A data warehouse is generally build for size, with much less focus on speed and/or data integrity. Generally you try and store everything, the idea being that you don’t know what you will need when you are storing it. These systems are not build for speed, as speed on a system that size would be impractical without investing millions in memory and solid state drives. As such they are never accessed by live customer facing applications (because they are so huge they would slow down these applications).
Instead they are build for queries that need access to large amounts of data to get the correct answer. A query on a data warehouse might take from a few seconds to a few days, depending on the complexity. When I worked in a bank we ran a lot of queries for the long term planning guys, to decide things like what customers to target for savings promotion, or to figure out the ideal place to put a new ATM. An example query on a data warehouse would be something like give me the home address of every customer with a current account who has accessed one of these 10 ATMs between 2000 and 2004 more than 3 times a week to withdraw more than $10. That query would be run over literally billions of records (millions of customers, billions of ATM interactions etc), and could take hours to run.
How you build your database and what software you use will depend largely on the type of data you are collecting.
For example if you are collecting logs from your applications, then there are specialist software for large collection of logs, such as Splunk and ElasticSearch
If you collecting a host of different data that doesn’t really all match up in a nice neat fashion something like an Hadoop cluster. Hadoop works on plain text files by splitting the files over a lot of machines and then running small programs on the text files to gather the information you want. Hadoop is open source but there are a lot of companies that have build commercially supported products around Hadoop.
Of course a data warehouse can simply be a large database, such as MySQL, PostgreSQL or Oracle. This might be ideal if you already have all your data formatted into relational tables. In this case you simply copy your data to your data warehouse. MySQL, Oracle and PostgreSQL all have specific features tailored to running the databases as a data warehouse where the emphasis is on speed. A commercial database that specialises in data warehousing is Teradata.
An ERP may be a single product line like SAP, Oracle, (with many sub modules), but it can be separate applications (by manufacturer and technology stack), but are integrated. Data may transfer from one database schema to another. Example would be using SalesForce.com to handle the acquisition of new business but an accounting app is used to manage the billing/post closing of the account.

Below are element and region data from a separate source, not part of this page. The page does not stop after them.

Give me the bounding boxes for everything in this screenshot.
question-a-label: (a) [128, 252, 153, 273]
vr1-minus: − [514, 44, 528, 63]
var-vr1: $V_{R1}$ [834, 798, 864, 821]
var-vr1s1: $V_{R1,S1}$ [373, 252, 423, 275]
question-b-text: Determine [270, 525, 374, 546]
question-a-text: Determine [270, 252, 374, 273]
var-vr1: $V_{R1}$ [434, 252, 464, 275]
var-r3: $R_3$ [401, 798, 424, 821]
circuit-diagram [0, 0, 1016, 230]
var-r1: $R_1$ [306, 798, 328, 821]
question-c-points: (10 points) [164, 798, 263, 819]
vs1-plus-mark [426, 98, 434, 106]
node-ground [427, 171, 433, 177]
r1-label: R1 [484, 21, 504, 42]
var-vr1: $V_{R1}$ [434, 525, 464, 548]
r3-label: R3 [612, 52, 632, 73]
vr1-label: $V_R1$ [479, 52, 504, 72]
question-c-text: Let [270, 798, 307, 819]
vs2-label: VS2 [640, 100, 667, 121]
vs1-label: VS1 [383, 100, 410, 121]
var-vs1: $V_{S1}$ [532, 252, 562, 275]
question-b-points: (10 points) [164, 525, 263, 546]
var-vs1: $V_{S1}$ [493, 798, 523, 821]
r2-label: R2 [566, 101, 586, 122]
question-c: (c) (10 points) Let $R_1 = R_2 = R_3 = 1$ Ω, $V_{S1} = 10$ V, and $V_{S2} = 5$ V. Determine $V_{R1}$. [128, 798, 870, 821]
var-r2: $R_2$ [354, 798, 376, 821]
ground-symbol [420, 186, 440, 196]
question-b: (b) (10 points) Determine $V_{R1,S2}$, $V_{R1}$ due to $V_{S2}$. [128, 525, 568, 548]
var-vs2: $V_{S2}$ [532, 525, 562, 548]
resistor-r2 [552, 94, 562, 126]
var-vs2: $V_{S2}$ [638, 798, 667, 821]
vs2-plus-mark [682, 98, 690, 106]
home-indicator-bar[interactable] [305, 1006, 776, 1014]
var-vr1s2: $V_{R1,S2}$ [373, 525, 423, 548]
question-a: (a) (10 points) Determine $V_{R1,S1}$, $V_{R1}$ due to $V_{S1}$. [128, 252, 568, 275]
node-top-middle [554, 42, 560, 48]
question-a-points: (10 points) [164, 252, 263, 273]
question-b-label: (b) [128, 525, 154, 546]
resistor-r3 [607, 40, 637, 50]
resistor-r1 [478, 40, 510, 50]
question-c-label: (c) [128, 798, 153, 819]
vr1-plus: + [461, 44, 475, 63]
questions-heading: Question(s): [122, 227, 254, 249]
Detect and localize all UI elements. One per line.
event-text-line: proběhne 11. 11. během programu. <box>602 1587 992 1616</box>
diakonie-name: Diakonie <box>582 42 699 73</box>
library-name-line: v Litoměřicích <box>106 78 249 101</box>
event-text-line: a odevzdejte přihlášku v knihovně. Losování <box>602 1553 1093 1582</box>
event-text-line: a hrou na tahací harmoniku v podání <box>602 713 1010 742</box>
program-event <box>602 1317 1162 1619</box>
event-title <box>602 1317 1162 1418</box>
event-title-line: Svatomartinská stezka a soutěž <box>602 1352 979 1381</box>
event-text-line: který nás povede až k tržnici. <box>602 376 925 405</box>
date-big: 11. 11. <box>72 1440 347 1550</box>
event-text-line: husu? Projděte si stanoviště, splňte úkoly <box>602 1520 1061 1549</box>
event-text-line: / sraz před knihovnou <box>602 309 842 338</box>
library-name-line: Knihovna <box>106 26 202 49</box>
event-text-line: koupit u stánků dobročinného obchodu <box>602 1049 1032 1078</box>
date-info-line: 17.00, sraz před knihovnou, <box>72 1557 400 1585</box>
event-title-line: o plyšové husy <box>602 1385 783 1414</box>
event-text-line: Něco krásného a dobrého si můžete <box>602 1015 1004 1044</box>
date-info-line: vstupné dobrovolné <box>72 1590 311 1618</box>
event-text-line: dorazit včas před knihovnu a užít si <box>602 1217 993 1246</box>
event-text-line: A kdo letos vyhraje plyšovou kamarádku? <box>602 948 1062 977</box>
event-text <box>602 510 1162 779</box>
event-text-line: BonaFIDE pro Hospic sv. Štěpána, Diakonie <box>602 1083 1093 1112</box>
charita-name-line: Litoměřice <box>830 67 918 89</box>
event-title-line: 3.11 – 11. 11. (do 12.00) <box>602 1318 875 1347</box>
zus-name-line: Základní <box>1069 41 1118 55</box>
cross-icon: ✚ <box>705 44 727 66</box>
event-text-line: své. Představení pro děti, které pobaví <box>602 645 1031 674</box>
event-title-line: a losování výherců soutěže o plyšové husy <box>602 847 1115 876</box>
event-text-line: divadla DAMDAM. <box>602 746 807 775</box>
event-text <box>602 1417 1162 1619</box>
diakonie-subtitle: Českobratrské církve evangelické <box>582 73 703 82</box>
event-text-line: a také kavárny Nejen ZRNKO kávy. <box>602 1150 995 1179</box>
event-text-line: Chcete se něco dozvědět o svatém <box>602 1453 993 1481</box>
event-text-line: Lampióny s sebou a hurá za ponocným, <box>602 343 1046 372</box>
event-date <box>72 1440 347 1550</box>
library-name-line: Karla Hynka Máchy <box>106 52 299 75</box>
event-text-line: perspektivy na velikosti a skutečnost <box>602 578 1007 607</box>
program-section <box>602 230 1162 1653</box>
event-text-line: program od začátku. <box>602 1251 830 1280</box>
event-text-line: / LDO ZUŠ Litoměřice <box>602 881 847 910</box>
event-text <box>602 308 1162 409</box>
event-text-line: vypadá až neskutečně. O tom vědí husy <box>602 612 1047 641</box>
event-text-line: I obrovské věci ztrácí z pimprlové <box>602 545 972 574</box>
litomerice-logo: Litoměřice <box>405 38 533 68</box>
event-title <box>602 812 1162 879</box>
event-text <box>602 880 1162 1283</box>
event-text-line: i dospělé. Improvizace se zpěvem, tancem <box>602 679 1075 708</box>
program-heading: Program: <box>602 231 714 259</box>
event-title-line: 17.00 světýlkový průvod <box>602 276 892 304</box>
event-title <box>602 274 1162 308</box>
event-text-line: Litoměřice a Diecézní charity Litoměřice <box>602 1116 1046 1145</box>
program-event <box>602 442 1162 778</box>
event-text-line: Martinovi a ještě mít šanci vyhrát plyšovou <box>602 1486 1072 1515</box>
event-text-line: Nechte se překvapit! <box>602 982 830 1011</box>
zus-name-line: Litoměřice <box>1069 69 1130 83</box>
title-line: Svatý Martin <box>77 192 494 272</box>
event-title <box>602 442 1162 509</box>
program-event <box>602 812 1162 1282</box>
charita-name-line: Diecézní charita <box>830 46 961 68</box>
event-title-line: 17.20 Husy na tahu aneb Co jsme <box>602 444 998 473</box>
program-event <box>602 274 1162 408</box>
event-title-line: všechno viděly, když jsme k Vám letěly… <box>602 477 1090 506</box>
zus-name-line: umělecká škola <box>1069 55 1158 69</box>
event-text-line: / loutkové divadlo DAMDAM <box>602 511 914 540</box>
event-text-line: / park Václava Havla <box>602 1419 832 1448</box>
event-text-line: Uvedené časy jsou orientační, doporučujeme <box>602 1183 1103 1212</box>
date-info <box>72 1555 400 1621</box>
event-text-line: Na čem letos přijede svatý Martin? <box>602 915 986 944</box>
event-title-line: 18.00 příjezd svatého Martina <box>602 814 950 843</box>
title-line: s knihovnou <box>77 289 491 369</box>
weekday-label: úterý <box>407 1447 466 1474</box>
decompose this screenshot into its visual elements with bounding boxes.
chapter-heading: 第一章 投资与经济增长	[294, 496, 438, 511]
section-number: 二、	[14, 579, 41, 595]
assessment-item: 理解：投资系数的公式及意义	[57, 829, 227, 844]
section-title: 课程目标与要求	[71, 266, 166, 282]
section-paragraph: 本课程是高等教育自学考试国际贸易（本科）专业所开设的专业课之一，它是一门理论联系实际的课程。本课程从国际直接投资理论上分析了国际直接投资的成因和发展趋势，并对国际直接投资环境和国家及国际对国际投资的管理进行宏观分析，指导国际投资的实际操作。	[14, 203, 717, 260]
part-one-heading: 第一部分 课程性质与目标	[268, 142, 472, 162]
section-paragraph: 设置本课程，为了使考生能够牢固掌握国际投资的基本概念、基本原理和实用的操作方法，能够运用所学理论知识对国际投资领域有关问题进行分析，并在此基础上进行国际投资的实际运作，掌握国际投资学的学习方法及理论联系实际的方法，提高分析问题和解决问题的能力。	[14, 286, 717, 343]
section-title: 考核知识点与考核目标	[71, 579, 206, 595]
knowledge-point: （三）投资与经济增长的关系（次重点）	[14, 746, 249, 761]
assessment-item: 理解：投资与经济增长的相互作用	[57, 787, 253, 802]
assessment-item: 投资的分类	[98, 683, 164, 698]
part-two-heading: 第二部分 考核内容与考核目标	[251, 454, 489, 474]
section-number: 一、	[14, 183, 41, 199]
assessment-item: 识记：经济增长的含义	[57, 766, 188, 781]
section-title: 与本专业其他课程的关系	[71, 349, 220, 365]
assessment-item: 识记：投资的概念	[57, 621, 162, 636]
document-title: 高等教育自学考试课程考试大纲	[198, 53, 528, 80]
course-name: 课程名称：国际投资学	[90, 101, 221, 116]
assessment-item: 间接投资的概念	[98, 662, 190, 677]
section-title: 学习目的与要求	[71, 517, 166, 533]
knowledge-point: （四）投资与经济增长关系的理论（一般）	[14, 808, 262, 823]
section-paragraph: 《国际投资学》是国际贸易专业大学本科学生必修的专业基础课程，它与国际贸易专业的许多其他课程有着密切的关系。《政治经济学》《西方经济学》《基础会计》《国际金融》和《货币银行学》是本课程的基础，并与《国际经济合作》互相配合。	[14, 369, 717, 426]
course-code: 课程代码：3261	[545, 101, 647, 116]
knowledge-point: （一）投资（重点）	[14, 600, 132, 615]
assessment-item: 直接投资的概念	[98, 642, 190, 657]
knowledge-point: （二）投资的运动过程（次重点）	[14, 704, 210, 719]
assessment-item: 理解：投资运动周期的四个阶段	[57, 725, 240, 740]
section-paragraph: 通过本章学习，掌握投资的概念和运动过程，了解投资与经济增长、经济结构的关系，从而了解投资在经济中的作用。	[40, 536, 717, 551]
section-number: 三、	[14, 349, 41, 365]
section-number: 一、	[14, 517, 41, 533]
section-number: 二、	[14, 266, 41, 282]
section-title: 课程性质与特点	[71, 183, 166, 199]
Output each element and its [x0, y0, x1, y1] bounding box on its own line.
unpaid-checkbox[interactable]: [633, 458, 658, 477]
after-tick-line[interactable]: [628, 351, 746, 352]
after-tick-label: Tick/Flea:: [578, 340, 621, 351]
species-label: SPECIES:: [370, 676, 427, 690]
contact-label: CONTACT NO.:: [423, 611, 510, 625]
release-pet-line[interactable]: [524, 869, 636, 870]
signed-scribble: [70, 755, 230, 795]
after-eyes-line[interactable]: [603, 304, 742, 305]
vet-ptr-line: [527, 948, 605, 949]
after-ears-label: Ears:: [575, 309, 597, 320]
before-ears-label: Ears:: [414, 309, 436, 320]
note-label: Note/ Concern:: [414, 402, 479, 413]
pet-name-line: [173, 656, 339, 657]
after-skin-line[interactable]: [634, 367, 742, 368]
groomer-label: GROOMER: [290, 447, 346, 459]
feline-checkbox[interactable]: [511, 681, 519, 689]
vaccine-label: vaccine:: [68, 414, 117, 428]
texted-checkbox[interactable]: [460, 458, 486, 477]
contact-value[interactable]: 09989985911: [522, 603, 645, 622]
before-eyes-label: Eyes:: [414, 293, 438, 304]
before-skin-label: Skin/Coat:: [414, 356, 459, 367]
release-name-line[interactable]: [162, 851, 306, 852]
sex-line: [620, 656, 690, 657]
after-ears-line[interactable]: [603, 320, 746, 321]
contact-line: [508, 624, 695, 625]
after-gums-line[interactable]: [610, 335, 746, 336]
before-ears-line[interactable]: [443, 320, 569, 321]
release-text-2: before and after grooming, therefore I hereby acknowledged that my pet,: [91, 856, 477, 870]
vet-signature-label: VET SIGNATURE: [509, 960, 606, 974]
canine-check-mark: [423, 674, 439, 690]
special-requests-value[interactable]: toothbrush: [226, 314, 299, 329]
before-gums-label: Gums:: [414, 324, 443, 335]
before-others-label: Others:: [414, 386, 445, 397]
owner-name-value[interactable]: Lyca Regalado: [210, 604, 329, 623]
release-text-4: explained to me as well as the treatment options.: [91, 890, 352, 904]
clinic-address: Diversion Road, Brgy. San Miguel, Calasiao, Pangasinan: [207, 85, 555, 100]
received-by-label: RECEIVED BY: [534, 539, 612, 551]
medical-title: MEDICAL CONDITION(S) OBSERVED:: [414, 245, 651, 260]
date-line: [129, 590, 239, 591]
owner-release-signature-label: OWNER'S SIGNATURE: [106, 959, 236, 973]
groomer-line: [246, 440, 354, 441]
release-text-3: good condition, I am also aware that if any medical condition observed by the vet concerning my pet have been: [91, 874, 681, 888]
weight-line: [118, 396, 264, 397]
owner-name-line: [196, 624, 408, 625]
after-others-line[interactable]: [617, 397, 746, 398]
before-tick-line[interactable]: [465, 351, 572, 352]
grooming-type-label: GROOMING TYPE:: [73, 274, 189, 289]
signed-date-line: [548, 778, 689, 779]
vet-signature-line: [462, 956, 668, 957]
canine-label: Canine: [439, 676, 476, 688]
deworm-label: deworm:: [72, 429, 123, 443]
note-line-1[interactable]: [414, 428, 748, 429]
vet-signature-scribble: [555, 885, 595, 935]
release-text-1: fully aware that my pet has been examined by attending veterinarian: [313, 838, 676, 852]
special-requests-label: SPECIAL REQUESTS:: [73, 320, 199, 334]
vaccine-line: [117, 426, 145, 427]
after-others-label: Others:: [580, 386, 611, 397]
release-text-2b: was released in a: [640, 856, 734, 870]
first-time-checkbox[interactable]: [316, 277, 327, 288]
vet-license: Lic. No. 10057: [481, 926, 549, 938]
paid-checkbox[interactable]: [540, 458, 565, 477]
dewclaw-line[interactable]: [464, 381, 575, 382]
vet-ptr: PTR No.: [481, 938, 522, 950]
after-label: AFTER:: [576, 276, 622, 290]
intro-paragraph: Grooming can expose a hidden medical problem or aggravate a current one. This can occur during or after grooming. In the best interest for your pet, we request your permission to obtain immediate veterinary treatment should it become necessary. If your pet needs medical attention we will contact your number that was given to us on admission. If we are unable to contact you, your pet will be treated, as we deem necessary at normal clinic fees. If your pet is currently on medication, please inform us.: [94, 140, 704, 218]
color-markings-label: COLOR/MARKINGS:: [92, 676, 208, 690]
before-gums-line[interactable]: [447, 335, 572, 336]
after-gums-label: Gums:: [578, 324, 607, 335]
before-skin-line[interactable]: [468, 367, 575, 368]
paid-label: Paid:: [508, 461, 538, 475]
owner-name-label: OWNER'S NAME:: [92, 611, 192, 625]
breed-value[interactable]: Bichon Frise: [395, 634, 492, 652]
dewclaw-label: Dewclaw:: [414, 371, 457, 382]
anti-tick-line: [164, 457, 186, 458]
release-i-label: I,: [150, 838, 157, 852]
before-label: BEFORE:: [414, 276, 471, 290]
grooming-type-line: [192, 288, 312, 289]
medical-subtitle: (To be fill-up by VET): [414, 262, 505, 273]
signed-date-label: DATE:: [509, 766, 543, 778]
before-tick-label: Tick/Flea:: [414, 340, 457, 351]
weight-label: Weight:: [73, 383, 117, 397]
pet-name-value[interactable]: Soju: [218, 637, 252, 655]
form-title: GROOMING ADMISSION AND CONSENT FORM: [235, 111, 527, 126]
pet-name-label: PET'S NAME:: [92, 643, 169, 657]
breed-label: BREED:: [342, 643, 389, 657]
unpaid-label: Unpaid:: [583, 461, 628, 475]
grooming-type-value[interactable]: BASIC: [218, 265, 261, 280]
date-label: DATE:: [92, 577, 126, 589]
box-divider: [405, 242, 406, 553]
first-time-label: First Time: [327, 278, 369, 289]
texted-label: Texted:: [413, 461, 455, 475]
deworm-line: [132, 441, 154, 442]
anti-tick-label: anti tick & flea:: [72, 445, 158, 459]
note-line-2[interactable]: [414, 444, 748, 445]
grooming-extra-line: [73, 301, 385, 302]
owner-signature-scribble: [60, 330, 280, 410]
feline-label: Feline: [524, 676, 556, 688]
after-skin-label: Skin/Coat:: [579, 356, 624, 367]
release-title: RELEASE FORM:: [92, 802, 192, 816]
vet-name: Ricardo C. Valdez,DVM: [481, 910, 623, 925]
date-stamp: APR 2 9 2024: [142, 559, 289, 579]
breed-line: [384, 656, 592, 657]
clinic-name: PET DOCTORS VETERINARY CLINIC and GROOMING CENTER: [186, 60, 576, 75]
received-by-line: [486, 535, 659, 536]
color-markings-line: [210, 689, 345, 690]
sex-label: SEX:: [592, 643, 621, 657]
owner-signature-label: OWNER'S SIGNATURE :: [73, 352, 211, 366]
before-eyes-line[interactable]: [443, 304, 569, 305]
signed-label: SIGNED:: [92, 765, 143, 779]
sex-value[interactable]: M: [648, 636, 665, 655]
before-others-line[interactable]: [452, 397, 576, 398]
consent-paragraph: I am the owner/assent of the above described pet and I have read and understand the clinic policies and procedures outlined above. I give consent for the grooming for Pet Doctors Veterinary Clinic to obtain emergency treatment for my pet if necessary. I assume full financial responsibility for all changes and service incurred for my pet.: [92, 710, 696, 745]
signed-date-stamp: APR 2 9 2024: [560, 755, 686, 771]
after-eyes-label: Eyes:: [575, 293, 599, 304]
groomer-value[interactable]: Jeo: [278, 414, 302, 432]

The data warehouse is build more for reporting (denormalized) and not managing transactions (more normalized). There can also be snapshots for different periods for trending and other point-in-time analysis. Many BI tools work better in these environments.
You may find some ERP systems have a data warehouse component. There are probably data warehouses that are industry specific, but would still need a lot of setup and possible customization. Another benefit is these companies would have inhouse expertise for the technology and industry.
I realize terminology can help with communication, but I would decide on what your needs are and then find solutions. These are very general terms with many meanings. Personally, I’d rather call it Project X than have a bunch of people call it ERP when there is a large data warehouse component.